Selon le rapport final remis au gouvernement Couillard en mars 2015, le « rééquilibrage » des taxes et des impôts aurait un effet dynamisant sur l’économie québécoise. La réforme pourrait permettre de créer 20 000 emplois et ajouter 2 milliards au PIB de la province, prévoit-on. Les Québécois seraient plus encouragés à rejoindre le marché du travail et les entreprises, plus enclines à créer des postes grâce à un fardeau fiscal moindre, fait-on valoir en somme. « Aussi étrange que cela puisse paraître », la réforme pourrait aussi permettre de régler une partie du problème du travail au noir, dit Luc Godbout. Car davantage de recettes du gouvernement proviendraient des taxes sur des produits que tous doivent inévitablement acheter, que leurs revenus soient déclarés ou pas. À ce jour, les travaux de la Commission sur la fiscalité n’ont pas entraîné de chambardement au ministère des Finances, selon le professeur.

« On ne peut pas dire que le rapport est “tabletté”. Il est encore une source d’inspiration à l’occasion pour les ministres des Finances, mais on peut dire que le cœur de la réforme n’a pas été abordé à ce jour. »

— Luc Godbout

Réponse de Québec

Au cabinet du ministre Leitão, on a fourni à La Presse un tableau montrant de quelle façon ont été implantées – ou pas – les 71 recommandations de la Commission sur la fiscalité.
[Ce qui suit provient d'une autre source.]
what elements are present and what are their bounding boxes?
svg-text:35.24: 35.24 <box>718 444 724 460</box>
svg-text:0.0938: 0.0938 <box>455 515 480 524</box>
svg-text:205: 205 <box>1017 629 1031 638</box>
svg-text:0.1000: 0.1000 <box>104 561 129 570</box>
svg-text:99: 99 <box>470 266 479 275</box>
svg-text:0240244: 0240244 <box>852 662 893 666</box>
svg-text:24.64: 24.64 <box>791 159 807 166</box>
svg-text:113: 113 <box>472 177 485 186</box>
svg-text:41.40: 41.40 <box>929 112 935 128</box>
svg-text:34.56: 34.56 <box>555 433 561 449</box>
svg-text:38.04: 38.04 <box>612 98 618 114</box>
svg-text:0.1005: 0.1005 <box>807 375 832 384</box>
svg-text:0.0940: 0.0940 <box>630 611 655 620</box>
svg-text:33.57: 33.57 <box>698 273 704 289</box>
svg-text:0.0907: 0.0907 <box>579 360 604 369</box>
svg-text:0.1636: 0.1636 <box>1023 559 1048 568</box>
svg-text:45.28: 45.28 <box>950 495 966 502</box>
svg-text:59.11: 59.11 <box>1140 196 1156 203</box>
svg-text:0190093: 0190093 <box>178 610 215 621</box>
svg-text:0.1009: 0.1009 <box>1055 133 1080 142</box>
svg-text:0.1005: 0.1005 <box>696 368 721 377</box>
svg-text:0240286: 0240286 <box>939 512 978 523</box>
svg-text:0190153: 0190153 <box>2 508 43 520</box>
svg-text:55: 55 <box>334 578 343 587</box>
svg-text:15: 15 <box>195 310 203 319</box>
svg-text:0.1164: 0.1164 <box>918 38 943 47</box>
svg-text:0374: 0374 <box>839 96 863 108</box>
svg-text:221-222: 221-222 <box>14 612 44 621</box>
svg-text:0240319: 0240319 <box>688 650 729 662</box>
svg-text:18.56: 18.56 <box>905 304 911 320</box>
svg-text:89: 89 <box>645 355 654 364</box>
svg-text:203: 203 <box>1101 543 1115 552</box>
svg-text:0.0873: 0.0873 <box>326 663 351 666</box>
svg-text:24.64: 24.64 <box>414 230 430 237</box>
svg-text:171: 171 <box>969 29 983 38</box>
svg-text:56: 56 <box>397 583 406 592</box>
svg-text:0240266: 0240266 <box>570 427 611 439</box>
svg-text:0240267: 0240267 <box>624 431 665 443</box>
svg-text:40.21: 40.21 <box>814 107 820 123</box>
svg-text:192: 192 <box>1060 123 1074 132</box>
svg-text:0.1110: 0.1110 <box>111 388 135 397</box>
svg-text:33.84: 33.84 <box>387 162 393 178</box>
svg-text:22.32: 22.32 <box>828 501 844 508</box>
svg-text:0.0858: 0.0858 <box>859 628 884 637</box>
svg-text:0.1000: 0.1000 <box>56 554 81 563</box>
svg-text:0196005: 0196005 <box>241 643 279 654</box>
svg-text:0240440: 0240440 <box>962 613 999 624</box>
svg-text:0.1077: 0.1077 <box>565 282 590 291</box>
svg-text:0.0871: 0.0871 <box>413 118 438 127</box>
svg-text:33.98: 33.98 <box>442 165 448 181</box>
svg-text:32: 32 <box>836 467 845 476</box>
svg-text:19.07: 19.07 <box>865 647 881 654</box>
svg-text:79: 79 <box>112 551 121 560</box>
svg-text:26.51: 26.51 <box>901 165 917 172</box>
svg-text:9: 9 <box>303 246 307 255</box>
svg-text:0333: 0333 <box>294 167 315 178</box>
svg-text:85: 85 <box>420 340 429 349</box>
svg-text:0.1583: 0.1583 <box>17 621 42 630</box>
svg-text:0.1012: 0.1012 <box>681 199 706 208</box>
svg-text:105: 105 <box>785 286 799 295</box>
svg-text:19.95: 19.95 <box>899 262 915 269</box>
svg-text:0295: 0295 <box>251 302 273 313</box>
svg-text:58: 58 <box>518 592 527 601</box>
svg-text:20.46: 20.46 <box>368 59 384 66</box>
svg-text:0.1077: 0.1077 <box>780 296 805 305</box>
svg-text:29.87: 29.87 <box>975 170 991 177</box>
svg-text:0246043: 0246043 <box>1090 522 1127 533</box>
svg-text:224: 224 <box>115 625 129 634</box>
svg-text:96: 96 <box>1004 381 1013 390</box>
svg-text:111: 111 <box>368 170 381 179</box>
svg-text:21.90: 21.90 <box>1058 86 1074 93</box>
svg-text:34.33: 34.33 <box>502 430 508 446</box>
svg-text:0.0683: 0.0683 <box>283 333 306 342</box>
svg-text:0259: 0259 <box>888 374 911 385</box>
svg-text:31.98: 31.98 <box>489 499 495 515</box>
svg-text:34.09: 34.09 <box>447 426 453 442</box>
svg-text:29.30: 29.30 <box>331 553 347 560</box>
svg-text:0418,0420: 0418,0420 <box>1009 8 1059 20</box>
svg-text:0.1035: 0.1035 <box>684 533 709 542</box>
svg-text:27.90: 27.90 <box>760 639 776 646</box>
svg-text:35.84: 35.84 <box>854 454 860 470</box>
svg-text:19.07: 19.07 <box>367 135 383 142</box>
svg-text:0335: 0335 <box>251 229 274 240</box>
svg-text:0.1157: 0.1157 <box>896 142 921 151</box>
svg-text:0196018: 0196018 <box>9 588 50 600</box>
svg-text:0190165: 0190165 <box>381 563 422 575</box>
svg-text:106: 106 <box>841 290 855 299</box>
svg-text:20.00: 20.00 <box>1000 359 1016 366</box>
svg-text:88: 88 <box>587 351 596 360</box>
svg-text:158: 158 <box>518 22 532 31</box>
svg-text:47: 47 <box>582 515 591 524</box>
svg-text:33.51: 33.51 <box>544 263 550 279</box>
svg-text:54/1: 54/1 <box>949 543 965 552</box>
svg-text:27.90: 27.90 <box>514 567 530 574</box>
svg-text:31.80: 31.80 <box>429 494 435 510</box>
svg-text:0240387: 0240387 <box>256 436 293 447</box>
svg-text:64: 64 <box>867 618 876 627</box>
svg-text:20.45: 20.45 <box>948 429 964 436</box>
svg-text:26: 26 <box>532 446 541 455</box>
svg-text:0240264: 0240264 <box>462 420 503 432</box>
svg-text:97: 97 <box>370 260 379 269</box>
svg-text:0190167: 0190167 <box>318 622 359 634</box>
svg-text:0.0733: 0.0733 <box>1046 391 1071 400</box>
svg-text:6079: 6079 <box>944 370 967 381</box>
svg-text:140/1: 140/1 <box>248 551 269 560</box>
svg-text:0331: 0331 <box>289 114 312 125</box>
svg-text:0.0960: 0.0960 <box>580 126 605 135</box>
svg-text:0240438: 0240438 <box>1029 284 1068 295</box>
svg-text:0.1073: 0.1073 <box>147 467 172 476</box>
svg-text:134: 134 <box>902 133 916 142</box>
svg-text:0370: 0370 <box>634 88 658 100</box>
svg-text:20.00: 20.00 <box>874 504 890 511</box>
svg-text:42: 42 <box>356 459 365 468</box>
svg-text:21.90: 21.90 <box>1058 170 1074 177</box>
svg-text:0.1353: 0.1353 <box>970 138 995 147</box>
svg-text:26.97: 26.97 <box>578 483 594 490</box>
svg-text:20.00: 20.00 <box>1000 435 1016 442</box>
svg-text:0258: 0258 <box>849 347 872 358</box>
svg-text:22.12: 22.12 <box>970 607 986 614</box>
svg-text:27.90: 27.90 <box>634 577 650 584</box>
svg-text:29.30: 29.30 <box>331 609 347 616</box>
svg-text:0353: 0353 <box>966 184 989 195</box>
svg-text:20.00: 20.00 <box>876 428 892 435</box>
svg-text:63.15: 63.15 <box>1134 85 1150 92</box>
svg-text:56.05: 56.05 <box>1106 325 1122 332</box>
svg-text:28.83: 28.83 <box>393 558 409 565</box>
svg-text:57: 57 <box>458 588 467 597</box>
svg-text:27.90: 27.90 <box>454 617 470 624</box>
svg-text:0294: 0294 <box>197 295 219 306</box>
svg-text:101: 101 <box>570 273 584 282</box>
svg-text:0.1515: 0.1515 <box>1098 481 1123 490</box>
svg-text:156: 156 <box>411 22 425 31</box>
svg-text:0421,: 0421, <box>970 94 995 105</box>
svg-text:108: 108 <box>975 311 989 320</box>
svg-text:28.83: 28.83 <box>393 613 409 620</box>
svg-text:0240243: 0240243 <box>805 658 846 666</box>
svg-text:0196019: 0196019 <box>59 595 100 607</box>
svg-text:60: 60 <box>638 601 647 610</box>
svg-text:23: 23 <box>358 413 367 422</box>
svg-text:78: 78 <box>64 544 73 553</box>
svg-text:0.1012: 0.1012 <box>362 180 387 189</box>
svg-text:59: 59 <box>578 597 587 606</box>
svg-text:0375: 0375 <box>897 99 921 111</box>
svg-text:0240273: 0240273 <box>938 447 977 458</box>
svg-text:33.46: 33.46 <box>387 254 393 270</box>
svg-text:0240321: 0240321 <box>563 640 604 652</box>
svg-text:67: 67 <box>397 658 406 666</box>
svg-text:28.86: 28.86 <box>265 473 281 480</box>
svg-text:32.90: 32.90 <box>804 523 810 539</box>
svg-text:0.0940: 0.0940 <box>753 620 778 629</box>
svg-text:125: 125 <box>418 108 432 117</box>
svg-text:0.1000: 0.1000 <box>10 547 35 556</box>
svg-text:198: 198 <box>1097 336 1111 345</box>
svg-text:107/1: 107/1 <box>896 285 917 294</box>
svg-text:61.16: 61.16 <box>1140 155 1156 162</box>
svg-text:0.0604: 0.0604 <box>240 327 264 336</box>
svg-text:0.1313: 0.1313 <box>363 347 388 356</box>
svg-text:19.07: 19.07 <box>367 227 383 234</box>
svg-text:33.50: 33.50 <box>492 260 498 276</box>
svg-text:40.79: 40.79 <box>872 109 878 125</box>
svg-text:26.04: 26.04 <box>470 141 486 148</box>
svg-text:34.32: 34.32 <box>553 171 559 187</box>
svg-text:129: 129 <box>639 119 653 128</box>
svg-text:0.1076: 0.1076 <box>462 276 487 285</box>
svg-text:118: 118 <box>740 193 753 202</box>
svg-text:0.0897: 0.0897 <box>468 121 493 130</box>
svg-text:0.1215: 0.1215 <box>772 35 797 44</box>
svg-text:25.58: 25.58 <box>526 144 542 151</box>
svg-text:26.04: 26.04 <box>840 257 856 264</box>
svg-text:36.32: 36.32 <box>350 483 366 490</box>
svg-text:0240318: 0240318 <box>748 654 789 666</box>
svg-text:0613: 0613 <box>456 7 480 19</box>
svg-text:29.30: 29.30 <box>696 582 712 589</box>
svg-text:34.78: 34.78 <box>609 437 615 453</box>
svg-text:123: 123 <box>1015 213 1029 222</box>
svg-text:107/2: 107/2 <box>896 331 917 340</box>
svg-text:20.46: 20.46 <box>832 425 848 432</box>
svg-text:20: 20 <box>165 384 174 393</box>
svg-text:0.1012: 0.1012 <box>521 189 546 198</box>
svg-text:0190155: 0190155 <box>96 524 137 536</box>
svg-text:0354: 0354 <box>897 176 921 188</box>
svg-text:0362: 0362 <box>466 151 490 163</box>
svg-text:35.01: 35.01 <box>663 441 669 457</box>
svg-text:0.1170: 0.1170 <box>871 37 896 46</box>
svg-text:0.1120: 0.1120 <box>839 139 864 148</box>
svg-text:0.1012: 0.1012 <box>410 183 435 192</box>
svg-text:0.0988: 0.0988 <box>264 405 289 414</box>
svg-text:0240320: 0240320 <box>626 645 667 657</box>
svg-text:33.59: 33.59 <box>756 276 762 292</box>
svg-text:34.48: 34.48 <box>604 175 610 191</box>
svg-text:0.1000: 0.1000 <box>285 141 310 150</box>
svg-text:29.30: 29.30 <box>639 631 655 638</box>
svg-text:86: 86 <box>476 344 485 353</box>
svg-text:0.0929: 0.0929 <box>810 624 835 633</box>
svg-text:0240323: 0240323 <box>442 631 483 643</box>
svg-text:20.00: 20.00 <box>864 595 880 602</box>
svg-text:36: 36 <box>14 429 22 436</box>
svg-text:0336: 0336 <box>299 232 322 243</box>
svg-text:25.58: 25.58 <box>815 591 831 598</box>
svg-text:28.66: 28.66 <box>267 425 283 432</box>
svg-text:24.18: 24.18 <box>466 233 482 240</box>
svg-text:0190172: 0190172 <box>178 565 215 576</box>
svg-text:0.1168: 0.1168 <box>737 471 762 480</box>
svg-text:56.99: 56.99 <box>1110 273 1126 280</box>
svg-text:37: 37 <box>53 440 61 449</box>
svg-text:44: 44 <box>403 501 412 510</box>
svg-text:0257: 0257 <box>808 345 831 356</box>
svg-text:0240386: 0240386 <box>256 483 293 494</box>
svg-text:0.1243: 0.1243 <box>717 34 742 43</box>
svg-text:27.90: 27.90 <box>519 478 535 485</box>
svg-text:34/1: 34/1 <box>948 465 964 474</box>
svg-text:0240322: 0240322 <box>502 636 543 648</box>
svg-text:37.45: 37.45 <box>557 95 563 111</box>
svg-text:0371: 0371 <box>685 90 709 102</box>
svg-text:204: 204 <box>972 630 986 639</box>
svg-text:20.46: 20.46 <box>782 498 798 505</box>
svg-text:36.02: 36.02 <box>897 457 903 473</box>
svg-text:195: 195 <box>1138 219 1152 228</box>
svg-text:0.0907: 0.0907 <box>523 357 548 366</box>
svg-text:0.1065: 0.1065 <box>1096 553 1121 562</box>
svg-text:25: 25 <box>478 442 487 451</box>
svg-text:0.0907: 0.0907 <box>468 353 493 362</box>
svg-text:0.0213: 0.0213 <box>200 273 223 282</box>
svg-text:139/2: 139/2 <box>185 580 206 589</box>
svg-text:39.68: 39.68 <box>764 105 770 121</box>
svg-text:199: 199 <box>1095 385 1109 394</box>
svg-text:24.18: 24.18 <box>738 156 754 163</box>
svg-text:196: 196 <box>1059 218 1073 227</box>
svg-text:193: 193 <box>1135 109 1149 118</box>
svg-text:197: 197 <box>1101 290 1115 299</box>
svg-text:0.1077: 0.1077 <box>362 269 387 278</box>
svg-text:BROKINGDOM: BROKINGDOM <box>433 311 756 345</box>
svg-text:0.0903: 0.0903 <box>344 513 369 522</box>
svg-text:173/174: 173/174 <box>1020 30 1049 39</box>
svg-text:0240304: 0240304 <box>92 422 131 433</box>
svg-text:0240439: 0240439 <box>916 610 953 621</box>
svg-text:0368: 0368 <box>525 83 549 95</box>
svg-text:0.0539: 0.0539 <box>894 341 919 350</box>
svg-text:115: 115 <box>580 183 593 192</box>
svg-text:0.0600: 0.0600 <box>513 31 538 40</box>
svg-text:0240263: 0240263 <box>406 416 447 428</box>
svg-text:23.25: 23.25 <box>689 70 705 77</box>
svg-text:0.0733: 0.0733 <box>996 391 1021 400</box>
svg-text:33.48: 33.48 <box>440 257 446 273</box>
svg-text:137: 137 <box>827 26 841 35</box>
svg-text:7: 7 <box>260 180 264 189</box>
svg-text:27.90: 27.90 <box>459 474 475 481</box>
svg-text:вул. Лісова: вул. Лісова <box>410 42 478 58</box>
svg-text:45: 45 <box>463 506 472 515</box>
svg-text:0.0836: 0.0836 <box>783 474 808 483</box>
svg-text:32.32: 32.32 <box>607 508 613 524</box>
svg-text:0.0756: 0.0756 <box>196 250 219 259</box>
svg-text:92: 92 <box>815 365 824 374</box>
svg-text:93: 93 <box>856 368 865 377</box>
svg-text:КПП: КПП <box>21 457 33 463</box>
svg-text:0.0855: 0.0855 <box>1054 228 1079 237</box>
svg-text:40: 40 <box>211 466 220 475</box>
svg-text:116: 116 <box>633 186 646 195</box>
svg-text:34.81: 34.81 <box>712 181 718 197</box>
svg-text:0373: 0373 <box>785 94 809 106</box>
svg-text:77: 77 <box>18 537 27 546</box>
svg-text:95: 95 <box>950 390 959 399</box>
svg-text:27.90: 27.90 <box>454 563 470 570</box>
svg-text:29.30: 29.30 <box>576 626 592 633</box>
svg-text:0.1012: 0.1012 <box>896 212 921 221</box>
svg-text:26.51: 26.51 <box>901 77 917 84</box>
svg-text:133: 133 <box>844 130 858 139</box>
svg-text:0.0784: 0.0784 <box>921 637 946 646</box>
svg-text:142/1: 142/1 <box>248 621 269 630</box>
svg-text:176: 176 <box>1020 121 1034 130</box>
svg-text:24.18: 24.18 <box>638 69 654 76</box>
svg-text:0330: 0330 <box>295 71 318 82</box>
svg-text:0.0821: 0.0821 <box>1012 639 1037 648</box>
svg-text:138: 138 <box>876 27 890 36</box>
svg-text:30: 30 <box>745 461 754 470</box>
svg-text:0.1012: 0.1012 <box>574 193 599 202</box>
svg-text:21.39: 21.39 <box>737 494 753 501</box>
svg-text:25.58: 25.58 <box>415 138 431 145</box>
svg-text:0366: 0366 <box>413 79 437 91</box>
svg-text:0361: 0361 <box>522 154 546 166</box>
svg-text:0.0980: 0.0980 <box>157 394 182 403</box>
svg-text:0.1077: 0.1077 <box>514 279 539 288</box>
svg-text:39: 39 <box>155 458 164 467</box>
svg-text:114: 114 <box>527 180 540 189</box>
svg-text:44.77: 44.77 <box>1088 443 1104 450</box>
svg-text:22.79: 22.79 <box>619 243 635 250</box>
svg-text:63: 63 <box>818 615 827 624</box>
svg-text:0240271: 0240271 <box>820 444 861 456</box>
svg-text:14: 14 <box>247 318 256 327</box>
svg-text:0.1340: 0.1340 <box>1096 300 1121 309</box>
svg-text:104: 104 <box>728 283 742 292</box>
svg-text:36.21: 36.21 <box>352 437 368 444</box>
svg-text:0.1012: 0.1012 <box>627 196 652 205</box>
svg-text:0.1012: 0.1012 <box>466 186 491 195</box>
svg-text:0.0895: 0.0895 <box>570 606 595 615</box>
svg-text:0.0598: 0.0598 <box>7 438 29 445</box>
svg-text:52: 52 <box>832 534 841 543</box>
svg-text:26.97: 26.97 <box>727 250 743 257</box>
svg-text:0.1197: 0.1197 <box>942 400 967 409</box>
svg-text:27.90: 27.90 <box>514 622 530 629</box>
Certaines ont été mises en œuvre ou le seront bientôt, notamment certaines baisses d’impôts, l’élimination de la contribution santé ou encore la réduction de 11,9 à 10 % du taux d’imposition des sociétés. La proposition de rehausser la TVQ pour diminuer plus substantiellement les impôts est toutefois en suspens. « À la suite du dépôt du rapport, des consultations publiques ont été tenues en commission parlementaire et, au terme de ces dernières, nous avons pu constater qu’il n’y avait pas de consensus qui se dégageait pour la mise en place de cette recommandation », a souligné Audrey Cloutier, attachée de presse de Carlos Leitão.

À suivre : la Saskatchewan

La Saskatchewan a annoncé dans son budget 2017-2018 une mesure fort similaire à celle prônée par la Commission sur la fiscalité québécoise. La province réduira graduellement de 1 point de pourcentage le taux de l’impôt sur les sociétés et l’impôt des particuliers, tout en augmentant de 1 point sa taxe de vente provinciale, en plus d’éliminer certaines exemptions fiscales. Les économistes s’attendent à des effets positifs sur le PIB à terme… expérience qui pourrait peut-être servir de référence pour le Québec.